The dacoit stepped back a little way, preparing to reveal a secret about Mem Samekh to her.

“When you were a child, a certain incident occurred.” His eyes, avoiding her gaze, focused on the ground in front of her feet. “It involved a Varzean unmarried woman your brother took a fancy to.”

He noted how her mouth opened in shock. The event was new to the planter’s young sister. She had no knowledge of any such scandal. The tale was entirely unfamiliar to her. It shook Thav to her foundation.

“There was no way that assault charges could be brought by a triber against a Tochian,” whispered the outlaw. “It was her word against his. Your brother denied having attacked her, so that was the end of the whole affair. It was the normal, expected outcome in that type of case. Even today, the ending would not be too different. Such incidents have always been common, but hidden and not discussed. Assaults upon Vazean women are not unheard of, we hear of them at the present time, as our people have for generations, since the Tochians first came here and set up their plantations in our forests.”

In an instant, her eyes flooded with silent tears.

Yod gasped in surprise. This Tochian had a sense of guilt for the cruelties of her brother, that much he had to admit to himself. Her feelings of shame had been aroused. She was an individual of conscience, it was plain to him.

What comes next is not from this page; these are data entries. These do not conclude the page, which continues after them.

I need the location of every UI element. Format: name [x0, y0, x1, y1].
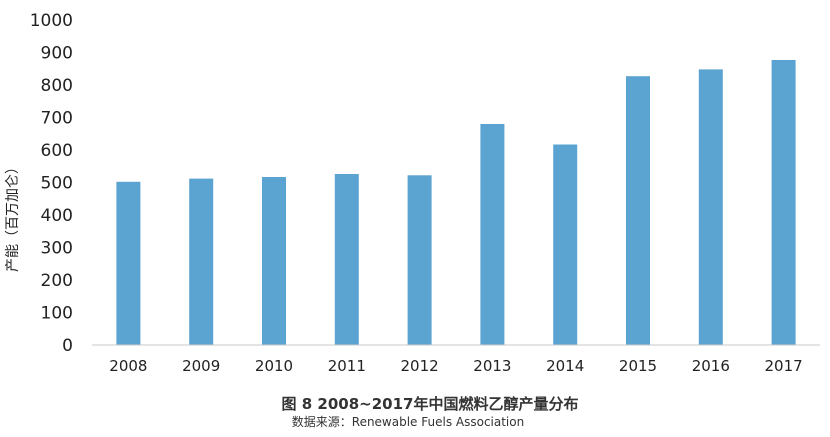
- x-tick-label: 2011: [328, 357, 366, 375]
- bar-2009: [189, 178, 214, 345]
- bar-2011: [334, 174, 359, 345]
- bar-2014: [553, 144, 578, 345]
- x-tick-label: 2013: [473, 357, 511, 375]
- bar-2010: [262, 177, 286, 345]
- bar-2012: [407, 175, 432, 345]
- bar-2016: [698, 69, 723, 346]
- bar-2015: [626, 76, 650, 345]
- y-tick-label: 200: [41, 271, 73, 291]
- y-tick-label: 900: [41, 44, 73, 64]
- x-tick-label: 2017: [765, 357, 803, 375]
- x-tick-label: 2016: [692, 357, 730, 375]
- x-tick-label: 2009: [182, 357, 220, 375]
- y-tick-label: 700: [41, 109, 73, 129]
- x-tick-label: 2012: [401, 357, 439, 375]
- y-tick-label: 0: [62, 336, 73, 356]
- y-tick-label: 1000: [30, 11, 73, 31]
- y-tick-label: 100: [41, 304, 73, 324]
- y-tick-labels: 0 100 200 300 400 500 600 700 800 900 1000: [30, 11, 73, 356]
- y-tick-label: 400: [41, 206, 73, 226]
- y-tick-label: 300: [41, 239, 73, 259]
- bar-2008: [116, 181, 141, 345]
- bars-layer: [116, 60, 796, 346]
- chart-title: 图 8 2008~2017年中国燃料乙醇产量分布: [282, 395, 579, 413]
- x-tick-labels: 2008 2009 2010 2011 2012 2013 2014 2015 2016 2017: [109, 357, 802, 375]
- x-tick-label: 2014: [546, 357, 584, 375]
- bar-2013: [480, 124, 505, 345]
- y-tick-label: 600: [41, 141, 73, 161]
- x-tick-label: 2008: [109, 357, 147, 375]
- x-tick-label: 2010: [255, 357, 293, 375]
- y-tick-label: 500: [41, 174, 73, 194]
- chart-source: 数据来源：Renewable Fuels Association: [292, 414, 524, 429]
- bar-2017: [771, 60, 796, 345]
- y-tick-label: 800: [41, 76, 73, 96]
- x-tick-label: 2015: [619, 357, 657, 375]
- y-axis-label: 产能（百万加仑）: [5, 160, 21, 272]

Thav Samekh possessed a soul full of goodness, he suddenly realized. That was a surprise to him.

A Tochian with a moral conscience!

He reached out with his right arm, placing his large hand over her small one. She did not draw back or show any sign of fear. Moisture overflowed onto her smooth, soft cheeks. Thav was shedding tears of sorrow. She could not conceal the effects of what he had told her.

Neither of them sensed the slightest embarrassment at that moment.

Neither realized what had just begun within the other’s interior mind.

“Excuse me, Thav,” finally said the bronzed Varzean. “I must get back to my men. My intention has not been to cause pain to you, not at all. That was not what I wanted to happen.”

She took her hand away from his, looking away and saying nothing.

Yod Teth had disappeared by the time she turned her head back in his direction.

He was unable to stay in her presence any longer, she realized.